ESPN posted its OTL Extra web-only segment continuing the television debate on football safety between Against Football author Steve Almond and Daniel J. Flynn, author of The War on Football and editor of Breitbart Sports.
That second guy happens to be me.
“There’s no way that this league is going to continue,” Almond reasoned during the player lawsuit against the league. He called the NFL a “profoundly dangerous workplace.”
I responded that it is—for the guys who build the stadiums, not the millionaires who play in them. In the 95 years of NFL play, never has a player died from a collision.
“Chris Borland played in a stadium—Levi Stadium—where you had two construction workers who died building Levi Stadium,” I explained of the 49ers rookie whose retirement sparked the whole conversation. “That is a dangerous workplace. Construction is a dangerous workplace, where you can actually die.
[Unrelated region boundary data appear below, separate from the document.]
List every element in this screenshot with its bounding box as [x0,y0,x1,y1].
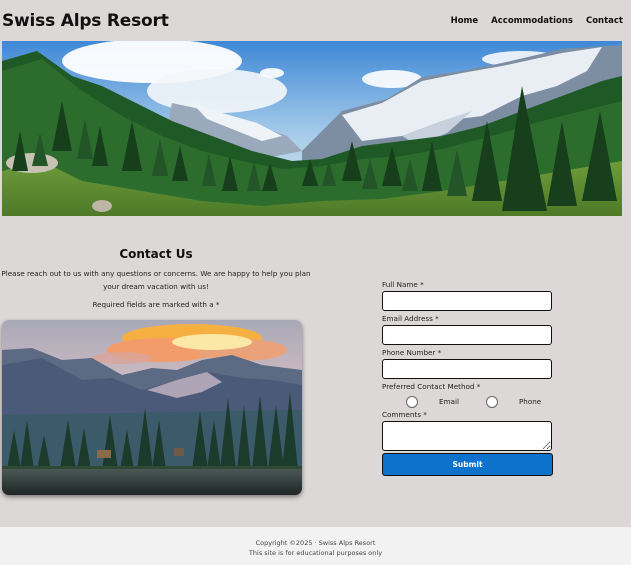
phone-field[interactable] [382,359,552,379]
full-name-label: Full Name * [382,280,424,289]
contact-intro: Please reach out to us with any question… [0,267,312,293]
contact-intro-line-1: Please reach out to us with any question… [1,269,311,278]
disclaimer-text: This site is for educational purposes on… [248,549,383,557]
contact-method-options: Email Phone [382,394,554,409]
main-nav: Home Accommodations Contact [451,16,623,26]
lake-mountain-photo [2,320,302,495]
contact-heading: Contact Us [119,247,193,261]
site-header: Swiss Alps Resort Home Accommodations Co… [0,0,631,41]
hero-mountain-image [2,41,622,216]
email-field[interactable] [382,325,552,345]
phone-radio-label: Phone [518,397,542,406]
contact-intro-line-2: your dream vacation with us! [103,282,209,291]
contact-form: Full Name * Email Address * Phone Number… [382,280,554,476]
email-label: Email Address * [382,314,439,323]
comments-label: Comments * [382,410,427,419]
contact-method-label: Preferred Contact Method * [382,382,481,391]
site-title: Swiss Alps Resort [2,11,169,31]
full-name-field[interactable] [382,291,552,311]
phone-label: Phone Number * [382,348,442,357]
email-radio-label: Email [439,397,459,406]
copyright-text: Copyright ©2025 · Swiss Alps Resort [255,539,376,547]
email-radio[interactable] [406,395,418,408]
phone-radio[interactable] [485,395,498,408]
comments-field[interactable] [382,421,552,451]
site-footer: Copyright ©2025 · Swiss Alps Resort This… [0,527,631,565]
nav-contact-link[interactable]: Contact [586,16,623,26]
submit-button[interactable]: Submit [382,453,553,476]
nav-accommodations-link[interactable]: Accommodations [491,16,573,26]
required-fields-note: Required fields are marked with a * [92,300,220,309]
nav-home-link[interactable]: Home [451,16,479,26]
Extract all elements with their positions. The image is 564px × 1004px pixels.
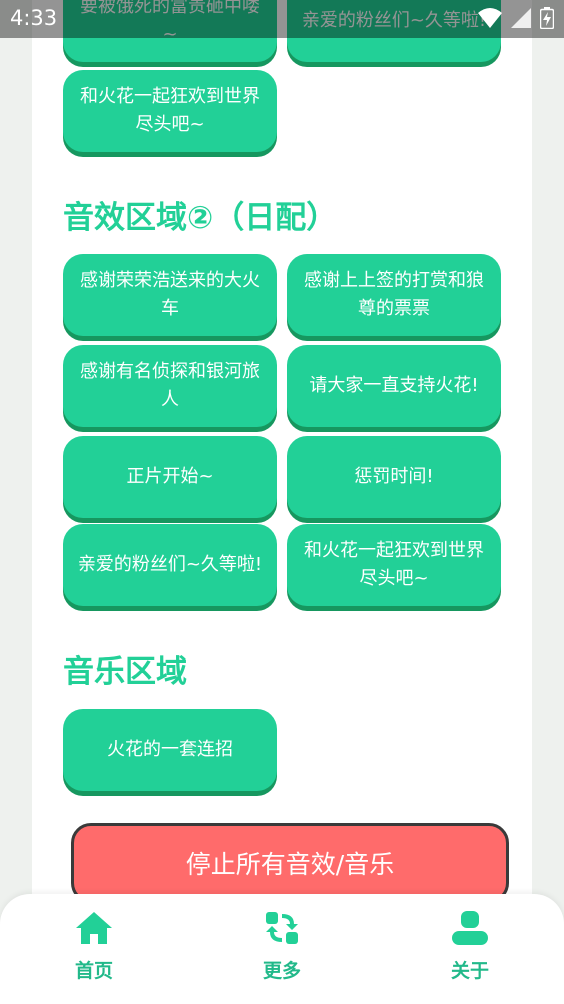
music-button-label: 火花的一套连招	[107, 739, 233, 760]
sfx-button-label: 感谢有名侦探和银河旅人	[80, 361, 260, 410]
signal-icon	[510, 8, 531, 28]
sfx-button-fans-wait-2[interactable]: 亲爱的粉丝们~久等啦!	[63, 524, 277, 606]
status-icons	[474, 7, 554, 31]
section-title-sfx2: 音效区域②（日配）	[63, 200, 338, 236]
sfx-button-thanks-tickets[interactable]: 感谢上上签的打赏和狼尊的票票	[287, 254, 501, 336]
sfx-button-label: 感谢荣荣浩送来的大火车	[80, 270, 260, 319]
nav-item-about[interactable]: 关于	[420, 910, 520, 990]
sfx-button-party-top[interactable]: 和火花一起狂欢到世界尽头吧~	[63, 70, 277, 152]
status-bar: 4:33	[0, 0, 564, 38]
sfx-button-start[interactable]: 正片开始~	[63, 436, 277, 518]
sfx-button-thanks-detective[interactable]: 感谢有名侦探和银河旅人	[63, 345, 277, 427]
sfx-button-label: 和火花一起狂欢到世界尽头吧~	[304, 540, 484, 589]
sfx-button-label: 和火花一起狂欢到世界尽头吧~	[80, 86, 260, 135]
music-button-combo[interactable]: 火花的一套连招	[63, 709, 277, 791]
home-icon	[76, 912, 112, 944]
wifi-icon	[477, 8, 502, 28]
sfx-button-label: 惩罚时间!	[354, 466, 434, 487]
stop-all-label: 停止所有音效/音乐	[185, 850, 395, 879]
section-title-music: 音乐区域	[63, 654, 187, 690]
sfx-button-support[interactable]: 请大家一直支持火花!	[287, 345, 501, 427]
sfx-button-party[interactable]: 和火花一起狂欢到世界尽头吧~	[287, 524, 501, 606]
sfx-button-label: 感谢上上签的打赏和狼尊的票票	[304, 270, 484, 319]
nav-label-more: 更多	[262, 960, 301, 982]
bottom-nav: 首页 更多 关于	[0, 894, 564, 1004]
nav-label-about: 关于	[450, 960, 489, 982]
sfx-button-label: 正片开始~	[126, 466, 214, 487]
sfx-button-label: 亲爱的粉丝们~久等啦!	[77, 554, 263, 575]
refresh-icon	[266, 912, 298, 944]
sfx-button-punish[interactable]: 惩罚时间!	[287, 436, 501, 518]
battery-icon	[540, 7, 554, 29]
user-icon	[452, 911, 488, 945]
status-time: 4:33	[10, 6, 58, 30]
nav-label-home: 首页	[74, 960, 113, 982]
nav-item-home[interactable]: 首页	[44, 910, 144, 990]
nav-item-more[interactable]: 更多	[232, 910, 332, 990]
sfx-button-label: 请大家一直支持火花!	[309, 375, 479, 396]
stop-all-button[interactable]: 停止所有音效/音乐	[71, 823, 509, 903]
sfx-button-thanks-train[interactable]: 感谢荣荣浩送来的大火车	[63, 254, 277, 336]
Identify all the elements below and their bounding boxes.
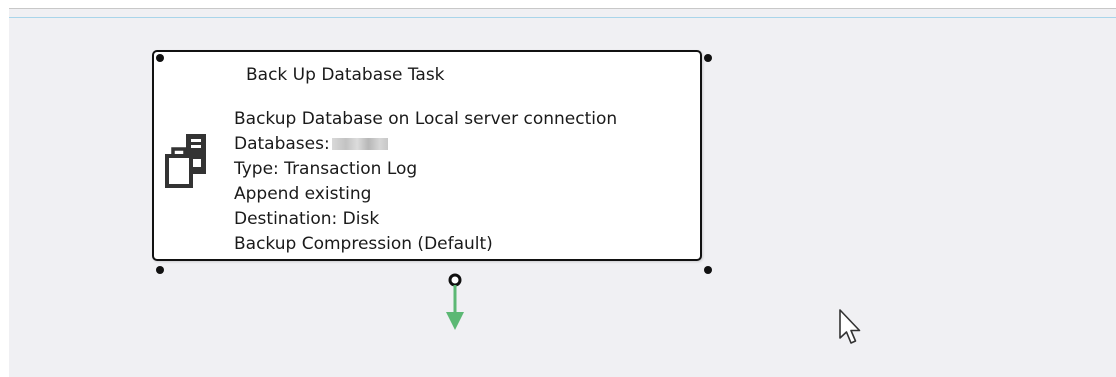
connector-start-point — [448, 273, 462, 287]
surface-accent-line — [9, 17, 1116, 18]
redacted-database-name — [331, 138, 388, 150]
precedence-constraint-arrow[interactable] — [440, 264, 470, 334]
designer-window: Back Up Database Task Backup Database on… — [0, 0, 1116, 377]
mouse-pointer-icon — [839, 309, 861, 344]
bag-shape — [165, 154, 193, 188]
back-up-database-task[interactable]: Back Up Database Task Backup Database on… — [152, 50, 702, 261]
resize-handle-top-left[interactable] — [156, 54, 164, 62]
task-title: Back Up Database Task — [246, 65, 445, 85]
detail-compression: Backup Compression (Default) — [234, 234, 493, 254]
connector-arrowhead — [446, 312, 464, 330]
detail-destination: Destination: Disk — [234, 209, 380, 229]
resize-handle-top-right[interactable] — [704, 54, 712, 62]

A game, a football game, where no one has died in the NFL in almost a century of play—that is not a particularly dangerous workplace.”
Here’s the video for those interested in seeing the whole debate rather than my spin on it:
“We got it,” Almond exclaimed after hearing of worker deaths at Ford Field, AT&T Stadium, and the Georgia Dome. “We got it.” Unfortunately, just days after the debate another construction worker, this time in Minneapolis, died building an NFL stadium. I’m not sure that we got it.
Rather than predictions of what fates might befall NFL players, I pointed to actual scientific studies showing what has happened to NFL players. There’s more on that in our initial televised debate, which ESPN aired last weekend, which can be watched, along with a read of my take of Almond’s piece saying that it does a disservice to truth to hold debates on football safety (and global warming), here. When confronted on OTL Extra with the strange sound of a guy who just called the NFL guilty of peddling “junk science” actually citing the NFL to push a point, I thought it prudent to counter NFL insurance actuary predictions (made for the purpose of protecting the NFL in a lawsuit) with science’s findings of past-tense facts.
“If you look at the NIOSH (National Institute for Occupational Safety and Health) study of 3,500 NFL players, they thought, based on the societal rates, that there would be 9.7 guys who came down with brain issues, with neurodegenerative issues, with sensory issues,” I explained. “In fact, there were 12 guys. So it was a little but higher. Instead of 9.7 guys dying from this, there were 12. I don’t think that’s cause for shutting down football.”
The federal study of NFL veterans who played five years or more between 1959 and 1988 expected 625 deaths based on prevailing rates for comparable men. Because of dramatically better health outcomes regarding heart disease, cancer, diabetes, respiratory illness, and other ailments, just 334 of the NFL players had died.
Football is good for you. Cable TV debates remain another matter. Watch at your own risk.